Esta enseñanza es bastante sencilla de aplicar, te lo aseguro. Y es una “orden” que puede sernos muy útil porque todos sabemos que a los gatos les encanta esconderse en los lugares más recónditos.

Para conseguir que el gato haga caso a su nombre y se acerque tenemos que acostumbrarle a él repitiendo su nombre en cada oportunidad: cuando le estemos dando caricias, regañándole o dándole de comer.

Si al principio se resiste puedes recurrir a este truco: utiliza el ruido del paquete de comida para hacerle venir mientras pronuncias su nombre y felicítale cuando lo haga.

¡No toques las plantas!

Ya sabemos que a los gatos generalmente les encantan nuestras plantas, ya que las utilizan para purgarse. Pero a nosotros no nos hace tanta gracia, ¿verdad? Sobre todo porque alguna puede ser tóxica para él.

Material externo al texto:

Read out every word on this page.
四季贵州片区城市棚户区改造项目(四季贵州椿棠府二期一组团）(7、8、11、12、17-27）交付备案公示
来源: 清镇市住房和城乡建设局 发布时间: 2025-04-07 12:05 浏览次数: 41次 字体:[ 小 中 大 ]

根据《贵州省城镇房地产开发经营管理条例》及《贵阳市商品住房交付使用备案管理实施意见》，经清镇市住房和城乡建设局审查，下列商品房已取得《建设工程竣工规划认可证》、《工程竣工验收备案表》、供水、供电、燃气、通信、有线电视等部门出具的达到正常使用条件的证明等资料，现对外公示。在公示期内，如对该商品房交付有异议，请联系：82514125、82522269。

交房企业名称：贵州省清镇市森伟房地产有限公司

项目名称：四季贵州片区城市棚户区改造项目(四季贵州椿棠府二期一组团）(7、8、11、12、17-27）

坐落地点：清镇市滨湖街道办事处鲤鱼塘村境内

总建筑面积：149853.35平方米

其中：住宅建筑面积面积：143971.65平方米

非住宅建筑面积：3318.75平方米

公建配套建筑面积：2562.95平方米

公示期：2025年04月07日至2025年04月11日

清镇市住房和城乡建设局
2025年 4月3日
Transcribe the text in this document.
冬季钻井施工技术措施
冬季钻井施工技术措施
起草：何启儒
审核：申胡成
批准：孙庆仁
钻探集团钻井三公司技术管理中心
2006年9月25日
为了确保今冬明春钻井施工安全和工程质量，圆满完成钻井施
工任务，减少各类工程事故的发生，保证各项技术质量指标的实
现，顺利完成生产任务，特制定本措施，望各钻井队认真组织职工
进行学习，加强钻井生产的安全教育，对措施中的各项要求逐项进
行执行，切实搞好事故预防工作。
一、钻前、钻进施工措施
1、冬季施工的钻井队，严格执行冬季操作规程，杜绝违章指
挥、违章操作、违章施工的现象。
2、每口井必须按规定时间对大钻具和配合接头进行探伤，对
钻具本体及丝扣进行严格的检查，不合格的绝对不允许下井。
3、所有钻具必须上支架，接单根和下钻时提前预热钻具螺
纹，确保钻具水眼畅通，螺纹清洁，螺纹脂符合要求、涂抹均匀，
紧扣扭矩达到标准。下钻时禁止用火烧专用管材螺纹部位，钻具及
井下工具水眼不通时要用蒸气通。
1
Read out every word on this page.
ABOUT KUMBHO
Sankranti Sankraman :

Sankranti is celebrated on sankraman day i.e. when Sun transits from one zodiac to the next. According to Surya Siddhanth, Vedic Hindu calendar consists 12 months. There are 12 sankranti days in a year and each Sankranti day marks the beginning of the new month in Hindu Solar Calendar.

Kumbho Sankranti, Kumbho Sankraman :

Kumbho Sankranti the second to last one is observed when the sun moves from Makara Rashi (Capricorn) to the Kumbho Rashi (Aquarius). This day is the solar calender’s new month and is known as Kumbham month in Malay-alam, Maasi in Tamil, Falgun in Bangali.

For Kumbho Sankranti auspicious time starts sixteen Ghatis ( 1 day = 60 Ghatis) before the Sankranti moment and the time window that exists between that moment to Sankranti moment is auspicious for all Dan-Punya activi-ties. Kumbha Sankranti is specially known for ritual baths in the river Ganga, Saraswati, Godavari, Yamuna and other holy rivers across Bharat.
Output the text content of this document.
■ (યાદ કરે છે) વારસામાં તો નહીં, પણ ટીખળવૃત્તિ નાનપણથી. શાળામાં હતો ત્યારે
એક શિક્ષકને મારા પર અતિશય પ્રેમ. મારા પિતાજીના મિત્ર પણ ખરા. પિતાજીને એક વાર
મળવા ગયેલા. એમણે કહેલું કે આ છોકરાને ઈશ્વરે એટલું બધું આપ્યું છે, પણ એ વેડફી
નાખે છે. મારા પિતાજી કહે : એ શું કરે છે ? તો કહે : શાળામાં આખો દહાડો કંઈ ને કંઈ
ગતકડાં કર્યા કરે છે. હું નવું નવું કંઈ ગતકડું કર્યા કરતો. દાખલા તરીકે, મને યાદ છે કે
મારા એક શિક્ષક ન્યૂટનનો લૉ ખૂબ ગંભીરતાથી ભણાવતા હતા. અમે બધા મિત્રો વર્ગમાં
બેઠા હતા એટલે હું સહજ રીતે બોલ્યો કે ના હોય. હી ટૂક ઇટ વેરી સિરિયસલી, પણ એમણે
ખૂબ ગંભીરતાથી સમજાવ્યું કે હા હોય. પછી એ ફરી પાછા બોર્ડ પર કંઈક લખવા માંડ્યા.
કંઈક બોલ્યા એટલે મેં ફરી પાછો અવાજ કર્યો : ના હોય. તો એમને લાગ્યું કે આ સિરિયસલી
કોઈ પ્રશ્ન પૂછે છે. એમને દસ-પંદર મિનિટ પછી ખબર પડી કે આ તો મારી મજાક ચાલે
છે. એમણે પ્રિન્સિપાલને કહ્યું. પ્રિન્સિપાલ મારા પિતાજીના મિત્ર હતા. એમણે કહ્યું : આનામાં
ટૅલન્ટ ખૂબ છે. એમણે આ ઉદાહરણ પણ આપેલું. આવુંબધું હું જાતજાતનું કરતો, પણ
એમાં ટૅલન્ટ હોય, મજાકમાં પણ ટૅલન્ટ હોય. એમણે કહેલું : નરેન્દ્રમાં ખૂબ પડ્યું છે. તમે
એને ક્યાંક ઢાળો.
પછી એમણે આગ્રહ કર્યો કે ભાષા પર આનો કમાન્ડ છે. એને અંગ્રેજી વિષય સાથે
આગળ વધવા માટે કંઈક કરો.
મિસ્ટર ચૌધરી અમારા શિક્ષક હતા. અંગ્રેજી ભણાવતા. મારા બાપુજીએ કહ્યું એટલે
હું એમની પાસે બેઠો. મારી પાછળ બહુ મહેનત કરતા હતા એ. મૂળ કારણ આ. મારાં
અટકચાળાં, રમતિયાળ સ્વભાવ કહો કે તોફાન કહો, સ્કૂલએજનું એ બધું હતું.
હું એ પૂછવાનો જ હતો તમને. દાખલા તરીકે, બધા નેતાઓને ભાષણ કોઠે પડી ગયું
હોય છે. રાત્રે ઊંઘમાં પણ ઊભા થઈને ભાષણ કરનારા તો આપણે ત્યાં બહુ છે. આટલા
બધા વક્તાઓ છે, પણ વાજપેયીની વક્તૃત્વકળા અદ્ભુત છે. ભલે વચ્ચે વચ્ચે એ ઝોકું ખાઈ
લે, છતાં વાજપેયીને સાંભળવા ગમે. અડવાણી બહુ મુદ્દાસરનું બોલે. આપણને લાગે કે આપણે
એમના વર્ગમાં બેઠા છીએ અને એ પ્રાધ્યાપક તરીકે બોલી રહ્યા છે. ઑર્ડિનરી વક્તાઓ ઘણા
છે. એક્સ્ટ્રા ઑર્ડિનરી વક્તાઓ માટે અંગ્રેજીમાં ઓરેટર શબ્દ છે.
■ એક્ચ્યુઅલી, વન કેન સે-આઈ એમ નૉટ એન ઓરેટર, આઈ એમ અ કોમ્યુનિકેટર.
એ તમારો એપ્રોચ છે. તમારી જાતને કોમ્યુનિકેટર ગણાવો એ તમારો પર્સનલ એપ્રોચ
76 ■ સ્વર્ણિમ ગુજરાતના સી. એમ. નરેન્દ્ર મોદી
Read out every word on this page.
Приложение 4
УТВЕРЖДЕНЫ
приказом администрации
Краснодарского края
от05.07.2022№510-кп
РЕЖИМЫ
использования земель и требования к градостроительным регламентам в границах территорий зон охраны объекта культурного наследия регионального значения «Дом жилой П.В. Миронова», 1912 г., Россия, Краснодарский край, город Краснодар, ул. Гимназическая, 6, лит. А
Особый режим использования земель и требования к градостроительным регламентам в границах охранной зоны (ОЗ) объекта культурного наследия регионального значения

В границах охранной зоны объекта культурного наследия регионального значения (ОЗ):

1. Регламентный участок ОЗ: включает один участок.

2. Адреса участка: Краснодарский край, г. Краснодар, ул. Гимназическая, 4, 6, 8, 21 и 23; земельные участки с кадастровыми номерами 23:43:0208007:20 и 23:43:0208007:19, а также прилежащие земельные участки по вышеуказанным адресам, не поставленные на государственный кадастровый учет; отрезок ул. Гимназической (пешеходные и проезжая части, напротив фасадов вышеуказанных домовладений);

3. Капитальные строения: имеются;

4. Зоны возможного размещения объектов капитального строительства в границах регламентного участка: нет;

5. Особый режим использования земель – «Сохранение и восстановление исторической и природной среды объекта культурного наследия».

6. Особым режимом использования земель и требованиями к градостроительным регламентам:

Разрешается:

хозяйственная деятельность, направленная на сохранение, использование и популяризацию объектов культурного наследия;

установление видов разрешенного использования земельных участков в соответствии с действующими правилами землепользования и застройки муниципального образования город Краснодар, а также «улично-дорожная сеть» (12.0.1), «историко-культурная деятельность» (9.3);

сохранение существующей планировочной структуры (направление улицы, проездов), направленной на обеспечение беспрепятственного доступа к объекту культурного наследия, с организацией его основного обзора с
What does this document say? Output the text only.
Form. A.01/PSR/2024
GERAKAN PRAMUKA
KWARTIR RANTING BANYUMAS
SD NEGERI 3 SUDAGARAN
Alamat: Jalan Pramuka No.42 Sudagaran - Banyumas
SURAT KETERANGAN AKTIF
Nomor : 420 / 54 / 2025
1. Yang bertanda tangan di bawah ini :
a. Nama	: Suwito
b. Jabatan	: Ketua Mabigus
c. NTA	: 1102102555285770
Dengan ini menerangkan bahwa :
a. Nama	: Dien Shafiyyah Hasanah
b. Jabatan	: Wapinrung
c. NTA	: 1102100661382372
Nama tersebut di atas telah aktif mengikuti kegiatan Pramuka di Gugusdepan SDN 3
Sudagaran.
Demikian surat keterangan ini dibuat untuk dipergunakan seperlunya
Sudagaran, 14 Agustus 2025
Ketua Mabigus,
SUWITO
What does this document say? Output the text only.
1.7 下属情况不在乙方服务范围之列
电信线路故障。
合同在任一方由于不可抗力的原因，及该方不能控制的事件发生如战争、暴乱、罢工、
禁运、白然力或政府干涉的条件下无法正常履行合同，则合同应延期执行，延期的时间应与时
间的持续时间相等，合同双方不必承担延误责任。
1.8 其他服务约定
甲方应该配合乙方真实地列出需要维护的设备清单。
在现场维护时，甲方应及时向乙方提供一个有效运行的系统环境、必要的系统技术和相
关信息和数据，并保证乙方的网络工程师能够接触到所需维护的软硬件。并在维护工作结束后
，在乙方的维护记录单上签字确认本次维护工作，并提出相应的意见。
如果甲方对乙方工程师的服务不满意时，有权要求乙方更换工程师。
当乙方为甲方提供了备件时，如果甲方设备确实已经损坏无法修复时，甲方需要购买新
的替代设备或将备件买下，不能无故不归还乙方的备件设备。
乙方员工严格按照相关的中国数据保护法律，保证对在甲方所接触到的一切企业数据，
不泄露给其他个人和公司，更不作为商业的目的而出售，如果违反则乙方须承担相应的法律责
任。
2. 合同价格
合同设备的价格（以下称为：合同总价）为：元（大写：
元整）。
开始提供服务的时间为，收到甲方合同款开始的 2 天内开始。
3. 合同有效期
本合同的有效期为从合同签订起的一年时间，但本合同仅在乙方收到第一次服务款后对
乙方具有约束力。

Para evitarlo tienes que hacer lo siguiente: desde temprana edad debes decirle un “no” muy enérgico cuando se dirija hacia las plantas.

Si esto no fuera suficiente (que al principio puede no serlo) puedes recurrir a echarle un chorretón de agua con un spray. Poco a poco irá entendiendo que no debe acercarse a jugar con tus plantas.

Maullidos nocturnos

Éste es uno de los problemas más frecuentes que sufrimos los dueños de gatos. Si queremos dormir bien tenemos que escalonar sus comidas.

Lo mejor es optar por un dispensador de comida automático que le dará sus comidas de acuerdo con la frecuencia que deseemos.

El gato puede que también maúlle de noche por aburrimiento. Si éste fuera el caso recurre a jugar con el gato momentos antes de irte a dormir.

Gasta las energías del gato y además déjale un juguete que no haga ruido con el que podrá entretenerse solo. Con un poco de suerte el gatito podrá conciliar el sueño a la vez que vosotros.

¡Dame la patita!

Esta instrucción es mucho más difícil que en el caso de los perros, pero no imposible. Haz que el gato se siente y tócale a nivel de la articulación del codo (muslo).

Por reflejo, el gato levantará la pata. Al mismo tiempo dile una suave orden al gato, como “pata” (por ejemplo) y recompénsale.

También puedes probar con un objeto que le guste al gato. Cuando éste intente apoderarse de él, cógele la patita durante unos segundos y repite la misma orden anterior.

Recompénsale cada vez, luego una recompensa cada dos intentos, y así reduciremos poco a poco las recompensas.

Arañazos en los muebles

Otra de las cosas que más nos molestan, ¿verdad? Veamos como proteger nuestro precioso mobiliario de las uñas del gato. El mejor método es comprar un accesorio para que el gato pueda usar en él sus garras y animarle a usarlo.

Para atraerle puedes frotar en este accesorio huesos de oliva, hierba de gato, Feliway o cualquier otro producto que pueda atraer al gato.

Si con esto no es suficiente tendrás que estar muy atento a cada vez que se acerque a un mueble a arañarlo y rociarlo con un spray de agua, al igual que hacíamos con las plantas.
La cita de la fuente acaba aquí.